The goal of this department -- led by senior vice president Ted Pendleton -- will be to identify "smaller companies that will be easy to consume and will give us a revenue increase straight off the bat, and ... enable us to triple or quadruple their revenue within 12 to 18 months," says Numerix president and chief executive Steve O'Hanlon. "We want acquisitions to be a critical element of this company, which has so far grown organically.... We want to get bigger a lot faster."
The vendor will focus on two key areas for potential acquisitions -- mortgage analytics and services complementary to counterparty risk. "Analytics underlie many of the mission-critical applications in buy-side and sell-side institutions... and we believe our underlying platform is the perfect platform to shift into the risk space with," O'Hanlon says. "Companies that have built their core applications on software-as-a-service or deployed models and require depth of analytics -- these are the kinds of companies we are interested in acquiring. We've built out everything we want to build out...but there are other focused companies, so why build out further when there are companies that can broaden the distribution reach we already have."
O'Hanlon says he realized the need for a dedicated person pursuing the acquisition strategy after an aborted acquisition attempt last year. "I blame myself for not allowing that to happen in the way we wanted, as I was leading that charge... but we needed a person who can give it 110 percent of their time, not me spending 10 percent of my time on it," he says. "We know every company that we would be interested in, and no one knows them better than Ted," who in his previous role as SVP of global business development enlisted a broad network of channel partners, growing revenues via channel partners from three percent of total revenues in 2005 to 50 percent in 2012.
The recent executive and structural changes that followed O'Hanlon's promotion from chief operating officer (IMD, Feb. 8, Feb. 5) were specifically designed to put in place the kind of management structure that would be required by the next phase of the company's growth-namely passing $1 billion in billings, based on a growth scale that assumes fundamental changes to a company's business when it passes specific milestones of $25 million, $100 million and $1 billion.
"This is my seventh startup, so I'm a student of this, and I recognize that when you reach $25 million, you need to refocus, and the people that you have selling may be different-then at $1 billion, you need a different structure," O'Hanlon says. "We leaped through the $25 million mark some time ago without any issues, and we're zeroing in on $100 million in the next couple of years -- and now we have the people aligned for breaking through the $100 million mark."
Once the vendor reaches $100 million in revenues, "the goal would be a public offering... to bring liquidity to our investors, and to provide the ability to go out and acquire companies that fill gaps in our lineup," O'Hanlon says. "We won't be doing anything in the next 60 to 90 days. Ted is taking this over and will be working with Satyam [chief strategy officer Satyam Kancharla]... to develop a plan for the next five years -- and a core part of that will be an acquisition strategy.
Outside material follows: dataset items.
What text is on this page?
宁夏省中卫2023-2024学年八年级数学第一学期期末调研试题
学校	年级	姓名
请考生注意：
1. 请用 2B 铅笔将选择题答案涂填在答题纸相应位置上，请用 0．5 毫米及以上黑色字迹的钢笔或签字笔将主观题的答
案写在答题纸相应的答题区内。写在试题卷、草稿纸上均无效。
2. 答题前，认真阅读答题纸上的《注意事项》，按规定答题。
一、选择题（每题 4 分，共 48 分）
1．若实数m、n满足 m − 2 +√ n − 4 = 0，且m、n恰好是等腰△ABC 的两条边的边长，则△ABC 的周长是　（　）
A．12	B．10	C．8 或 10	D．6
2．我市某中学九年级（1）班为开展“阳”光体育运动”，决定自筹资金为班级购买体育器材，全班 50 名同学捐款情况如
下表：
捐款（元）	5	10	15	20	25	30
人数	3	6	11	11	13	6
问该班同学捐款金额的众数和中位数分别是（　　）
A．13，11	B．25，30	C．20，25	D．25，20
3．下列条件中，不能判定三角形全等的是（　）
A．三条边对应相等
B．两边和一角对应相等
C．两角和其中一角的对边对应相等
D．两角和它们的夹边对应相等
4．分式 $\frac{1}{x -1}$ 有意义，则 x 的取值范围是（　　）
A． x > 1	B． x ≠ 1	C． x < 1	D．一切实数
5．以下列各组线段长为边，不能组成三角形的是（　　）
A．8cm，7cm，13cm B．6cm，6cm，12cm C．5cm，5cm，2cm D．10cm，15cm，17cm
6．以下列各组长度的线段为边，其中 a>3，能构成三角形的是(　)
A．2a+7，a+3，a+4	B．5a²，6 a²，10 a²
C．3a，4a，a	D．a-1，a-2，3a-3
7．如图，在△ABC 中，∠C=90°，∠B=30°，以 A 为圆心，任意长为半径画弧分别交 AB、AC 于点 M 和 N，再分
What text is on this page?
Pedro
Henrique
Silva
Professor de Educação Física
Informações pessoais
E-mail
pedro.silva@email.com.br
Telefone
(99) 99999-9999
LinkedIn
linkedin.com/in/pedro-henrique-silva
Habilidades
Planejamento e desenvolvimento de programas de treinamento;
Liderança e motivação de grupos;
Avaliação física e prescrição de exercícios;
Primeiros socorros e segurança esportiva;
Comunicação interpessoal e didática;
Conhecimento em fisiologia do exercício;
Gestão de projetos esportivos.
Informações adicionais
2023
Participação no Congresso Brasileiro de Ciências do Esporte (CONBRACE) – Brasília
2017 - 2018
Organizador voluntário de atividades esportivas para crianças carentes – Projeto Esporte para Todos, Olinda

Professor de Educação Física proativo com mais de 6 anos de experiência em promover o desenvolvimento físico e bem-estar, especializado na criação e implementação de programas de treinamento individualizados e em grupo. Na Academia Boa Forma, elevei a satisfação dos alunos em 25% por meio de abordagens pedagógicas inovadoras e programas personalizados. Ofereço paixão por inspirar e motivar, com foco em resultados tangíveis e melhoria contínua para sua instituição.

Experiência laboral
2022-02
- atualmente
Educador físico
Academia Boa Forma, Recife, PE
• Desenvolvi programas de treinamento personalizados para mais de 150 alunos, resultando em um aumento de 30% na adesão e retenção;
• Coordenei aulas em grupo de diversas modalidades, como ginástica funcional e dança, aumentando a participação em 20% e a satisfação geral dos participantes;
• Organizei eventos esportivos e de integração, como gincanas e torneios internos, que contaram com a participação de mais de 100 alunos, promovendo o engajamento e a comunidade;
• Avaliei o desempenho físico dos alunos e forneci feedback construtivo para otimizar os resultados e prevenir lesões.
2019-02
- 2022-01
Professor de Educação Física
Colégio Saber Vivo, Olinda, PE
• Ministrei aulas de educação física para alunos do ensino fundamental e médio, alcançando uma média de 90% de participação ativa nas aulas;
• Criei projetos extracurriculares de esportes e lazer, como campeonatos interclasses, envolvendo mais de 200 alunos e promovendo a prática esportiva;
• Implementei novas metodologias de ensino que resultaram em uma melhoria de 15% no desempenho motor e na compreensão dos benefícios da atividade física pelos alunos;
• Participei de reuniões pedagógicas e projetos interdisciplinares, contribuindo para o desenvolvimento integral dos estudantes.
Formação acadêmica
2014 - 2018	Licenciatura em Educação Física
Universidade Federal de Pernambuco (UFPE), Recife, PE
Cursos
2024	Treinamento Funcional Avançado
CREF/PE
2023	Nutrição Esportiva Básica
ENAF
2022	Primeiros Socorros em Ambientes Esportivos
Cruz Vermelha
We will have a strategy document outlining what market segments we want to go after."
Any acquisitions will be absorbed into the new structure that Numerix has just put in place. "We are moving more to a single-stack approach... and any acquisitions will be ring-fenced into these groups, and their products will be put into one of the silos within our analytic platform," O'Hanlon says, adding that this will avoid any jostling for position between existing staff and the senior management of any acquisition. "They will commit to being part of one of our silos. Here, egos get checked at the door."